ULFA sets terms for talks
The outlawed United Liberation Front of Asom has put forward three conditions before talks can commence between the government and the extremist organisation.
ULFA has demanded that the government take a clear stand on the army's withdrawal
from the north-eastern state, that the negotiations be held in a foreign country and that the talks be centred on the sovereignty of Assam.
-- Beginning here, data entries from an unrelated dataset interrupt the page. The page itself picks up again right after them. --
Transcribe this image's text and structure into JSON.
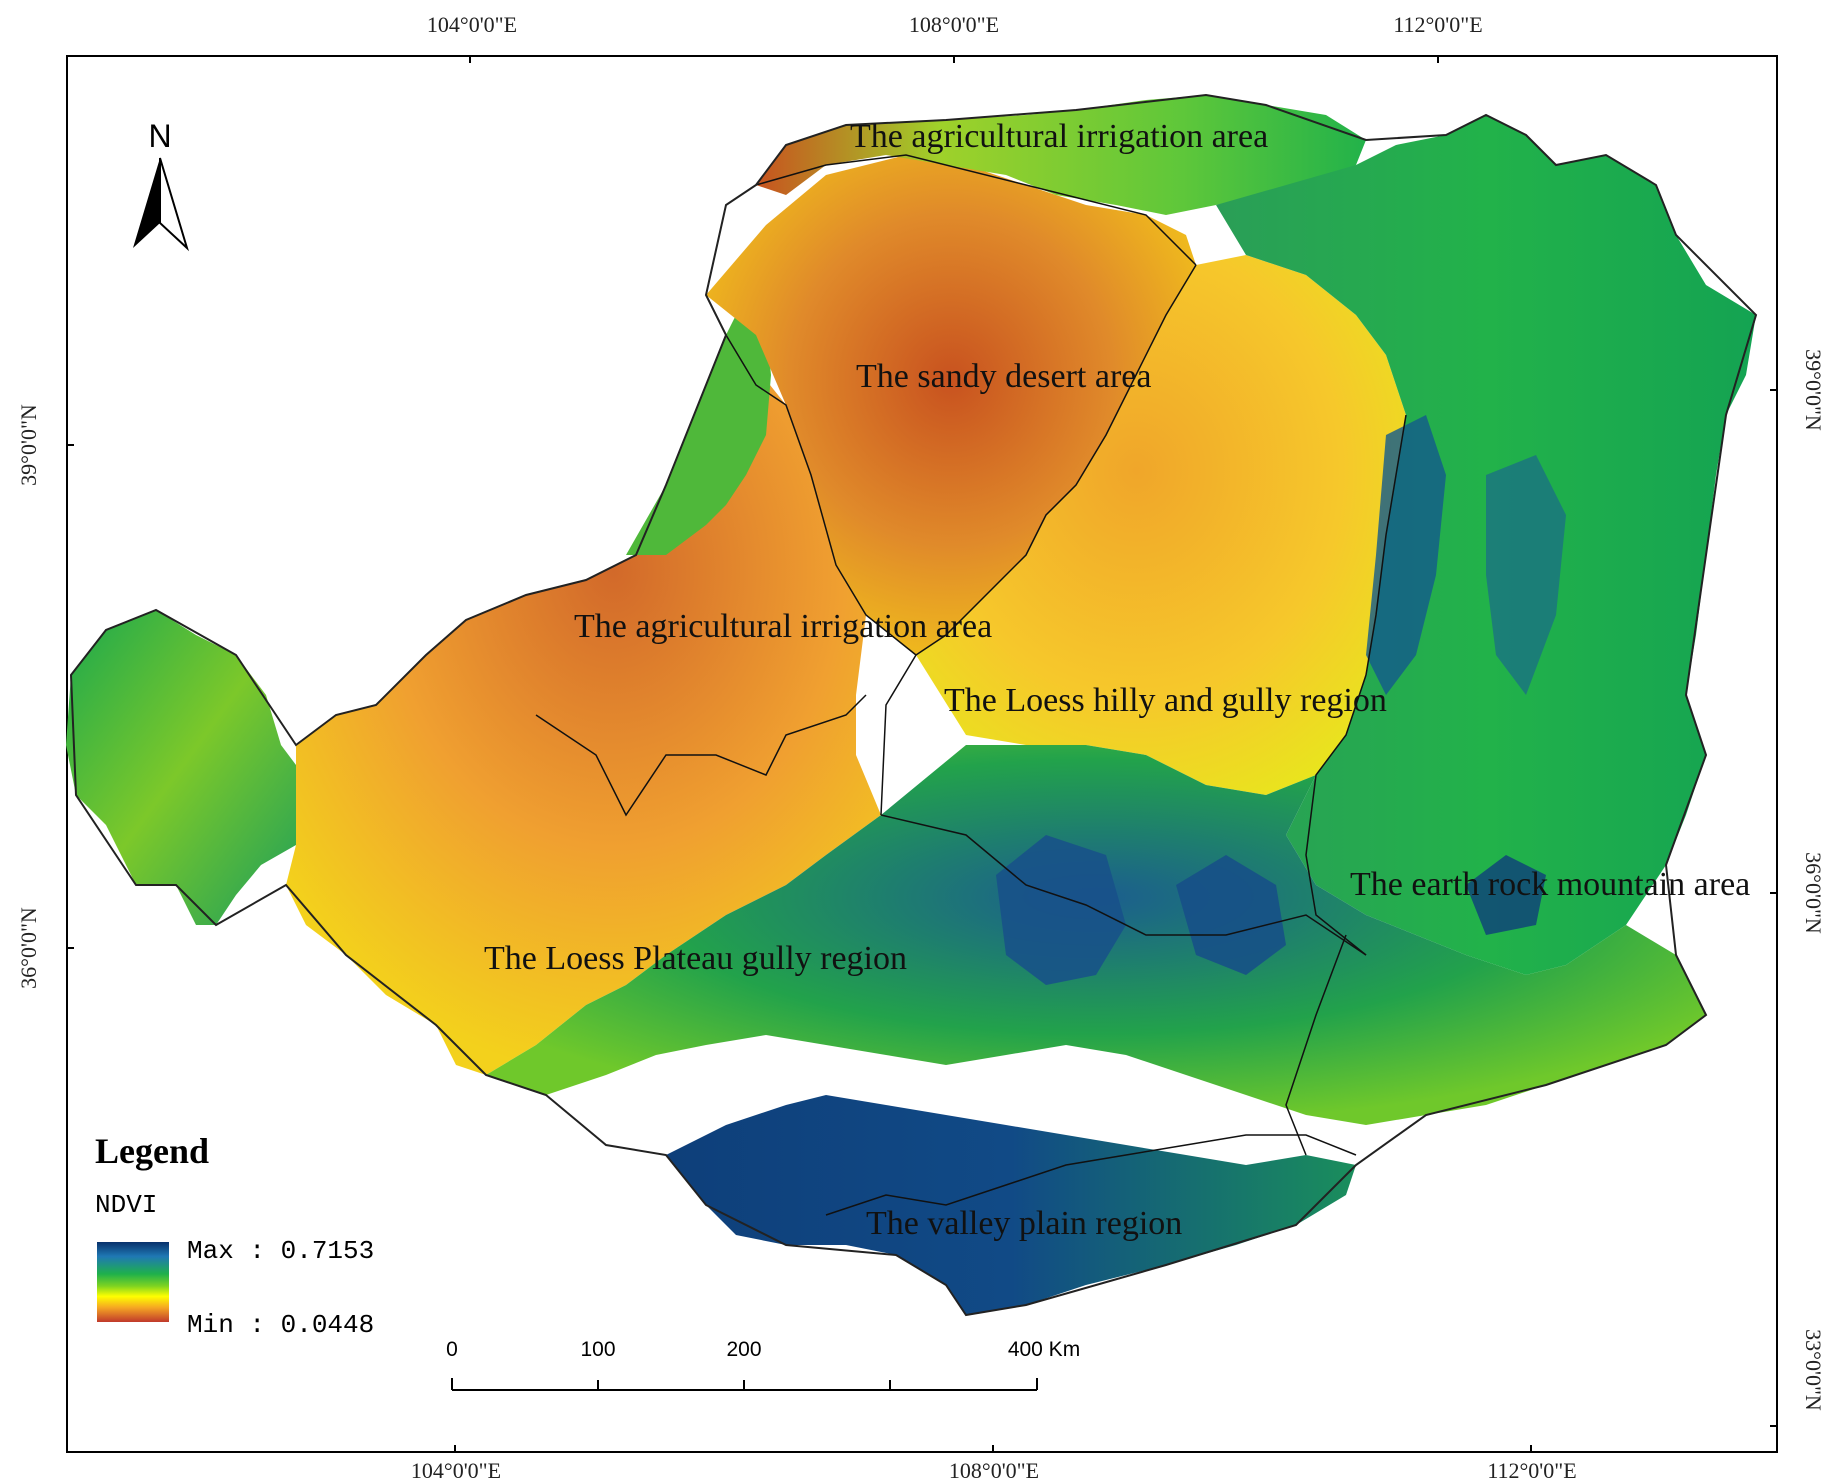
{
  "map": {
    "coords": {
      "top": [
        "104°0'0\"E",
        "108°0'0\"E",
        "112°0'0\"E"
      ],
      "bottom": [
        "104°0'0\"E",
        "108°0'0\"E",
        "112°0'0\"E"
      ],
      "left": [
        "39°0'0\"N",
        "36°0'0\"N"
      ],
      "right": [
        "39°0'0\"N",
        "36°0'0\"N",
        "33°0'0\"N"
      ]
    },
    "regions": [
      "The agricultural irrigation area",
      "The sandy desert area",
      "The agricultural irrigation area",
      "The Loess hilly and gully region",
      "The earth rock mountain area",
      "The Loess Plateau gully region",
      "The valley plain region"
    ],
    "north_label": "N",
    "legend": {
      "title": "Legend",
      "field": "NDVI",
      "max_label": "Max : 0.7153",
      "min_label": "Min : 0.0448",
      "max_value": 0.7153,
      "min_value": 0.0448,
      "colors": [
        "#08306b",
        "#1fb14b",
        "#ffff00",
        "#f5a623",
        "#c0392b"
      ]
    },
    "scale": {
      "labels": [
        "0",
        "100",
        "200",
        "400 Km"
      ]
    }
  }
}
In response to Prime Minister I K Gujral's appeal to different insurgent groups, during his recent visit to the North-East, ULFA's central committee
publicity secretary Mithinga Daimary said, ''Instead of beating around the bush, the prime minister and the Assam chief minister should first make their views clear on
the three conditions and then initiate the process of talks.''
Gujral, he said, while describing the militants as his ''children,'' had appreciated the army for its work in Assam. ''Let the prime minister first make his stand clear, then make his offer of peace talks to us,'' Daimary declared.
Meanwhile, at a meeting in Guwahati, leading citizens of Assam called
upon the insurgent groups in the state to eschew violence.
Participants at the meeting, convened by Chief Minister Prafulla Kumar Mahanta
on Tuesday night, expressed serious concern over economic backwardness in the state
and termed it as the root cause of the present state of insurgency.